Unicode String Searching -- Russian Text

This data set is for Russian language string searching in unicode UTF16BE encoding. Since the text is bilingual English and Russian, this data set can be used for searching English also.


The evil Boris and Natasha have escaped from jail and are up to their old tricks. They have stolen the new menu from The Little Russian Tea Room. Your task is to reconstruct the menu from an image (EnCase,ilook) of their hard drive. To accomplish this you have to find all eight sections of the menu located in the image.

  1. ЗАКУСКИ (Appetizers)
  2. СУП (Soup)
  3. БЛИНЫ (Pancakes)
  4. ПИРОЖКИ И ПЕЛМЕНИ (Meat pies and dumplings)
  5. МЯСО И РЫБА (Meat and fish)
  6. СЫР И МОЛОЧНЫЕ (Cheese and milk products)
  7. НАПИТКИ (Beverages)
  8. СЛАДКОЕ (Dessert)


The reconstructed menu.

Creating this test image

The test image was created so that the hard drive appears to have been a Western Digital: Model (WDC WD200EB-00CSF0) serial # (WD-WTAAV4044563) with 201600 sectors rather than the usual much larger size for this model drive. This was accomplished by creating a host protected area at sector 201600 and then attaching the drive to the host computer with an IDE to USB bridge to hide the HPA from the imaging software.
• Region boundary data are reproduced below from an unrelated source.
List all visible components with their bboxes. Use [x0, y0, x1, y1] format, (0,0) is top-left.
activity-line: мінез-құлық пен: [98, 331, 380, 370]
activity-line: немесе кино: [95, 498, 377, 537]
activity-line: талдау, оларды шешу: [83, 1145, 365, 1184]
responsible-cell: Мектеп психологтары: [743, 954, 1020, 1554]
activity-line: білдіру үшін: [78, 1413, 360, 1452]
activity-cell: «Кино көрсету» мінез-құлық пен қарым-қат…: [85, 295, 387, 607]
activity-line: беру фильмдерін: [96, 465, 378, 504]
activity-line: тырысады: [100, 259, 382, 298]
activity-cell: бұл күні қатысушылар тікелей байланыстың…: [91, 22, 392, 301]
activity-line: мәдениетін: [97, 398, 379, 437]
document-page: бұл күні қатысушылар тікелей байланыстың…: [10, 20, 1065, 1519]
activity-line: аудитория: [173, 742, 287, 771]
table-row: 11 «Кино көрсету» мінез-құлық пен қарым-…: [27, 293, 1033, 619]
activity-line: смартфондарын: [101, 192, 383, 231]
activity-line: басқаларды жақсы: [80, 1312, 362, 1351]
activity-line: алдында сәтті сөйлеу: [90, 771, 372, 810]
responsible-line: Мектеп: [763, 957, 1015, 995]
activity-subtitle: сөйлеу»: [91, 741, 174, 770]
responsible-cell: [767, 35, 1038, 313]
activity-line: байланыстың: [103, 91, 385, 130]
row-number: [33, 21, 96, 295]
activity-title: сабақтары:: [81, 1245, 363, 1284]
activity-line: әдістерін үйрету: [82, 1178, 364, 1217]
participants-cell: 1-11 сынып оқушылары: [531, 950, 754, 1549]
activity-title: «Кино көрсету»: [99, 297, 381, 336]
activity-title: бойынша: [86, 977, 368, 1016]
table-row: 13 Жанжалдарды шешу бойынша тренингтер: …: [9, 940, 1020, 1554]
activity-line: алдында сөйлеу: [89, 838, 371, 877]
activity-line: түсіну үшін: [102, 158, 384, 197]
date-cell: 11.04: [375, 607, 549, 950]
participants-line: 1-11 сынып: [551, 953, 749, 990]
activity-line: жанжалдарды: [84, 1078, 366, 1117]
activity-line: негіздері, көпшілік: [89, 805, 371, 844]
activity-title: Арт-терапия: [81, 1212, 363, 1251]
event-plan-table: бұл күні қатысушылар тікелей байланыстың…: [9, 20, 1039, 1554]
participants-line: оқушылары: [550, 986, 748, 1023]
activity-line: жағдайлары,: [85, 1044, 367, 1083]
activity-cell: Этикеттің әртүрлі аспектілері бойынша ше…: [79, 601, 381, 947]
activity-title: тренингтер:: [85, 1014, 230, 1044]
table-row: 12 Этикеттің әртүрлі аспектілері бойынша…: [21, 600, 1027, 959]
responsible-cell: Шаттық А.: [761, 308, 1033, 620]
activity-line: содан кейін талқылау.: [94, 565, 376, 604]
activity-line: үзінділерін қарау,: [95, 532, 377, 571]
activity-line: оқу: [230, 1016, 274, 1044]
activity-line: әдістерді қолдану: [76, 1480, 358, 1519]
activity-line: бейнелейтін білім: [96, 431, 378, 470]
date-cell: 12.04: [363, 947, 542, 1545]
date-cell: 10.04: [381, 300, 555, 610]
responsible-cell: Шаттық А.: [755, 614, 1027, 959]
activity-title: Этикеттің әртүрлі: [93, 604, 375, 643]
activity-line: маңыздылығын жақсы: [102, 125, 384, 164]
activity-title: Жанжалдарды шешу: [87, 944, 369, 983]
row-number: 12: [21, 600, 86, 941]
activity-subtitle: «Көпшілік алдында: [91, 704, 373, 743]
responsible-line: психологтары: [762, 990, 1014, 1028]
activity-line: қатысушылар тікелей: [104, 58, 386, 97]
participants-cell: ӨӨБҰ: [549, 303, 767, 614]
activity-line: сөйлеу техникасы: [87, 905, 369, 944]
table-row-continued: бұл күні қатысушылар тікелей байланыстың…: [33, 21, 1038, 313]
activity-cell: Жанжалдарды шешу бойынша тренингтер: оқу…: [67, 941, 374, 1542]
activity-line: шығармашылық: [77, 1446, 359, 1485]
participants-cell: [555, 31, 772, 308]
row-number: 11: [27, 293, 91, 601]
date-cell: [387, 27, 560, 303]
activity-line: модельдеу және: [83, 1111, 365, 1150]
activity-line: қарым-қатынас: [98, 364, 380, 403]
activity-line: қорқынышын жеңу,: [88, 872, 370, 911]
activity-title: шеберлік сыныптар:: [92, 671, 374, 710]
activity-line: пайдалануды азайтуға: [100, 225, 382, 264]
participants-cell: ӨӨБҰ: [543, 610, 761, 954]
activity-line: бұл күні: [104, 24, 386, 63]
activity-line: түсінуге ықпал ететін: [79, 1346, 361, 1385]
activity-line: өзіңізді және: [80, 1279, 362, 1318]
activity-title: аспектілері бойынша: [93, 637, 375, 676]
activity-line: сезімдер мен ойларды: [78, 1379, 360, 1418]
Then the CFTT diskwipe program  was used to write the C/H/S and LBA address to each sector and fill the remainder of each sector with 0xB9. This base configuration was imaged (EnCase, iLook and bzip2 compressed dd). The drive was partitioned and formatted with Partition Magic Pro Version 7.0. After the drive was populated with the text from the menu it was imaged again. The ilook logfiles for the base and final images are available.